Halfedge*	D.join_loop ( HDS& hds, Halfedge* h, Halfedge* g)
		glues the boundary of two facets together. Both facets and the vertices of the facet loop $$g gets removed. Returns $$h. Both facets might be holes. The invariant join_loop( h, split_loop( h, i, j)) returns $$h and keeps the data structure unchanged. Precondition: HDS supports removal of vertices, halfedges, and facets. The facets denoted by $$h and $$g are different and have an equal degree (i.e. number of edges).

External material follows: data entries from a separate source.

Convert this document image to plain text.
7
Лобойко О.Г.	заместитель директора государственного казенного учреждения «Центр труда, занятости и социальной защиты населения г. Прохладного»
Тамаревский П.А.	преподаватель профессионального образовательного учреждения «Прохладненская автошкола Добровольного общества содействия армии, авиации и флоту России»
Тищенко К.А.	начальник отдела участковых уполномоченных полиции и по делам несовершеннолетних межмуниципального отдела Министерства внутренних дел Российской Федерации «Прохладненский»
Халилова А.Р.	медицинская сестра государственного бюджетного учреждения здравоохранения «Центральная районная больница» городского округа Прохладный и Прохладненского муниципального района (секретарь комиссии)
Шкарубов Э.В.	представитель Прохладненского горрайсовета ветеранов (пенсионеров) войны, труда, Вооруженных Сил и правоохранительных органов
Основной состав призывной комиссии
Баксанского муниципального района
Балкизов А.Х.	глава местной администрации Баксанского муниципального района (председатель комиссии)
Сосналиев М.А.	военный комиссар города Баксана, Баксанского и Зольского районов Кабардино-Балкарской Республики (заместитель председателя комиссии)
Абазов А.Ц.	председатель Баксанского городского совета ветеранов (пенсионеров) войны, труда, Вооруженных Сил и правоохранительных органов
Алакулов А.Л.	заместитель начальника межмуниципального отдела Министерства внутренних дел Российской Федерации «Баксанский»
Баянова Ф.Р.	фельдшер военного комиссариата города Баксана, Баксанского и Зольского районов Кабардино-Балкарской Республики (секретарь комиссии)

Modifying Functions (Primitives)

void	D.set_point ( Vertex* v, Point p)
		sets the point of $$v to $$p.
void	D.set_point ( Halfedge* h, Point p)
		sets the point of the vertex incident to $$h to $$p.
void	D.set_vertex_halfedge ( Vertex* v, Halfedge* g)
		sets the incident halfedge of $$v to $$g.
void	D.set_vertex_halfedge ( Halfedge* h)
		sets the incident halfedge of the vertex incident to $$h to $$h.
void	D.set_vertex ( Halfedge* h, Vertex* v)
		sets the incident vertex of $$h to $$v.
void	D.set_prev ( Halfedge* h, Halfedge* g)
		sets the previous link of $$h to $$g.
void	D.set_facet ( Halfedge* h, Facet* f)
		sets the incident facet of $$h to $$f.
void	D.set_facet_halfedge ( Facet* f, Halfedge* g)
		sets the incident halfedge of $$f to $$g.
void	D.set_facet_halfedge ( Halfedge* h)
		sets the incident halfedge of the facet incident to $$h to $$h.

Miscellaneous

bool	D.is_valid ( HDS hds, bool verbose = false, int level = 0)
		returns true if the halfedge data structure hds is valid with respect to the level value. If verbose is true, statistics are printed to cerr. A halfedge data structure has no definition of validness of its own, but a useful set of tests is defined with the following levels: Level 0: The number of halfedges is even. All pointers except the facet pointer for border halfedges are unequal to NULL. For all halfedges $$h: The opposite halfedge is different from $$h and the opposite of the opposite is equal to $$h. The next of the previous halfedge is equal to $$h. For all vertices $$v: the incident vertex of the incident halfedge of $$v is equal to $$v. The halfedges around $$v starting with the incident halfedge of $$v form a cycle. For all facets $$f: the incident facet of the incident halfedge of $$f is equal to $$f. The halfedges around $$f starting with the incident halfedge of $$f form a cycle. Some checks that redundancies among internal variables holds, e.g. that the iterators enumerate as many items as the related size value indicates. Level 1: All tests of level 0. For all halfedges $$h: The incident vertex of $$h is equal to the incident vertex of the opposite of the next halfedge. The incident facet of $$h is equal to the incident facet of the next halfedge. Level 2: All tests of level 1. The sum of all halfedges that can be reached through the vertices must be equal to the number of all halfedges, i.e. all halfedges incident to a vertex must form a single cycle. Level 3: All tests of level 2. The sum of all halfedges that can be reached through the facets must be equal to the number of all halfedges, i.e. all halfedges surrounding a facet must form a single cycle (no holes in facets). Level 4: All tests of level 3 and normalized_border_is_valid.
bool	D.normalized_border_is_valid ( HDS hds, bool verbose = false)
		returns true if the border halfedges are in normalized representation, which is when enumerating all halfedges with the iterator: The non-border edges precede the border edges. For border edges, the second halfedge is a border halfedge. (The first halfedge may or may not be a border halfedge.) The halfedge iterator border_halfedges_begin() denotes the first border edge. If verbose is true, statistics are printed to cerr.